Having a few good men in Washington makes the country continue to work in spite of the dangers of the present Executive branch.

I add from his web site

Maurice Hinchey was elected to the U.S. House of Representatives in November 1992 after serving 18 years in the New York State Assembly, including 14 years as Chairman of the Committee on Environmental Conservation.

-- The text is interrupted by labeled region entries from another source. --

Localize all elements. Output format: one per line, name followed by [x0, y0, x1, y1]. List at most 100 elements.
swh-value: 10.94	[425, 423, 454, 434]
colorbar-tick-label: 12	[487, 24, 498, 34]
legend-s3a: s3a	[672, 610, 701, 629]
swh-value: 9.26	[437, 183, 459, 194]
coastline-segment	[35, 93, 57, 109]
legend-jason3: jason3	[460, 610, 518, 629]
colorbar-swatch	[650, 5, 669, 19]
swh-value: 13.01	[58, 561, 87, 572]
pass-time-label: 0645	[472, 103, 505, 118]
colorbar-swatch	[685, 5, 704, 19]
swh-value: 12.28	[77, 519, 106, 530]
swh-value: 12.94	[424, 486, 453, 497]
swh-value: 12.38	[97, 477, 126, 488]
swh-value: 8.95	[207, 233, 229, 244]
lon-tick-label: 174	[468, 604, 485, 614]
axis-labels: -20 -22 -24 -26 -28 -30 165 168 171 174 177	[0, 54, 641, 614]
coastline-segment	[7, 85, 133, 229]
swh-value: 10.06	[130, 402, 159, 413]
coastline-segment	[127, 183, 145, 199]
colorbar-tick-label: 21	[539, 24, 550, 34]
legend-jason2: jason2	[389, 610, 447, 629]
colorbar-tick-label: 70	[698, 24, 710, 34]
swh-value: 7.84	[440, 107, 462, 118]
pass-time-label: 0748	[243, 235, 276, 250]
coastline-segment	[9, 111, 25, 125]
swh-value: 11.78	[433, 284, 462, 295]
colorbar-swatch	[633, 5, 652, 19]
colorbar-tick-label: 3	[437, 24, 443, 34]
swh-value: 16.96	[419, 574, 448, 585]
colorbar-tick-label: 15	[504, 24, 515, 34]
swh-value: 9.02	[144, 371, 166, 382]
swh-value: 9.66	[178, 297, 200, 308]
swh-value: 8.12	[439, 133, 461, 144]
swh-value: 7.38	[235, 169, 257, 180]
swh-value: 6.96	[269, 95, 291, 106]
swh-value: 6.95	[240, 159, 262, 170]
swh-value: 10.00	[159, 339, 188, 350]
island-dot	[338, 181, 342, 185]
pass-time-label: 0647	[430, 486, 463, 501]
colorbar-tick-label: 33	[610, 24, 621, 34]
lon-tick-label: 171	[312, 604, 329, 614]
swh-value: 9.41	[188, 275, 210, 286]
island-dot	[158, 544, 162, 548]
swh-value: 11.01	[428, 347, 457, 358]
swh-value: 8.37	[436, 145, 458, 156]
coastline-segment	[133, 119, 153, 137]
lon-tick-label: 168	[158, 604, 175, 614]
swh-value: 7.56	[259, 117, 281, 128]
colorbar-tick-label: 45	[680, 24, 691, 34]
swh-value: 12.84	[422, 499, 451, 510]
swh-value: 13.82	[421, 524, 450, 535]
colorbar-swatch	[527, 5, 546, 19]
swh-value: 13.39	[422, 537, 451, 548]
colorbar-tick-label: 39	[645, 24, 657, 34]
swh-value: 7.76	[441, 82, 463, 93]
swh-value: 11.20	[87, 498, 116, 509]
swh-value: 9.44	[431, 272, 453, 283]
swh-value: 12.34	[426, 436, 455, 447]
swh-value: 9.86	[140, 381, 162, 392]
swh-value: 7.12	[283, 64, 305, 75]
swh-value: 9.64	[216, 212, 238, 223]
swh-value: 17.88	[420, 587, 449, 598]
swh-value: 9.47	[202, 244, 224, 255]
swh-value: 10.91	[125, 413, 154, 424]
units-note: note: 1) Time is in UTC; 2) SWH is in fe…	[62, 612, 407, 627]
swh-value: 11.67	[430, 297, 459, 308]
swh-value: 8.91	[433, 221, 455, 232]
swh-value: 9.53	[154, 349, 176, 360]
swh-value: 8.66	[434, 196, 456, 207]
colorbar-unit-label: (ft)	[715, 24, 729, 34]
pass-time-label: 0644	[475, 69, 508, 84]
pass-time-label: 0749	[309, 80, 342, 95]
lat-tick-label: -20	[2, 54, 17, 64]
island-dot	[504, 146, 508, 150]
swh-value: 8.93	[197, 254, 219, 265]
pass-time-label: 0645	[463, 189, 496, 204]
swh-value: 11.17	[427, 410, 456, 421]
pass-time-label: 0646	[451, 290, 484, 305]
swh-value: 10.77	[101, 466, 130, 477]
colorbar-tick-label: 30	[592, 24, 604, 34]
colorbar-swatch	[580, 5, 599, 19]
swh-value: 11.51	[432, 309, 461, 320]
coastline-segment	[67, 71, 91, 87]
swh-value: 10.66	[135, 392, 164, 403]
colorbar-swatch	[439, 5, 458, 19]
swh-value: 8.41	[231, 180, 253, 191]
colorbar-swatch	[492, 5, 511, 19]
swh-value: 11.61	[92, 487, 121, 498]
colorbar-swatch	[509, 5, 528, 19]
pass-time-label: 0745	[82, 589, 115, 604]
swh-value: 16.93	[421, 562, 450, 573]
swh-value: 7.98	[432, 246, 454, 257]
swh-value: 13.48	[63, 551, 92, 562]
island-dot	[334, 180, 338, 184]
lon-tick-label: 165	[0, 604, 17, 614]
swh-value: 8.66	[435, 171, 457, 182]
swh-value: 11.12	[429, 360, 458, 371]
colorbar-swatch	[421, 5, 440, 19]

From January 1993 through December 1998, he was a member of the House Committee on Banking and Financial Services and the House Committee on Natural Resources. He was then elected by his colleagues to the House Appropriations Committee and serves on its subcommittees on Agriculture and the Interior. The congressman is also one of 20 members on the bicameral and bipartisan Joint Economic Committee. Additionally, Hinchey serves on the Board of Visitors of the U.S. Military Academy at West Point.

Early in his first year in Congress, Hinchey initiated and led the successful effort to preserve Sterling Forest, the last significant area of open space in the New York metropolitan region and an important watershed for southeastern New York and northern New Jersey. He also introduced and saw enacted legislation to create the Hudson River Valley National Heritage Area, the first federal action formally recognizing the fundamentally significant role the people of the Hudson Valley played in the early development of America and its institutions.

Perhaps he is able to cross the red & blue lines of currently dichotomized America because his background was not in an insulated suburb or wealthy, urban barrio:

Born on Manhattan’s Lower West Side in 1938 and raised there and in Saugerties, New York, Hinchey enlisted in the U.S. Navy after high school graduation, serving in the Pacific on the destroyer U.S.S. Marshall. After receiving an honorable discharge, he worked for two years as a laborer in a Hudson Valley cement plant. Hinchey then enrolled in the State University of New York at New Paltz and put himself through college working as a night-shift toll collector on the New York State Thruway. He went on to earn a master’s degree at SUNY New Paltz and did advanced graduate work in public administration and economics at the State University of New York at Albany.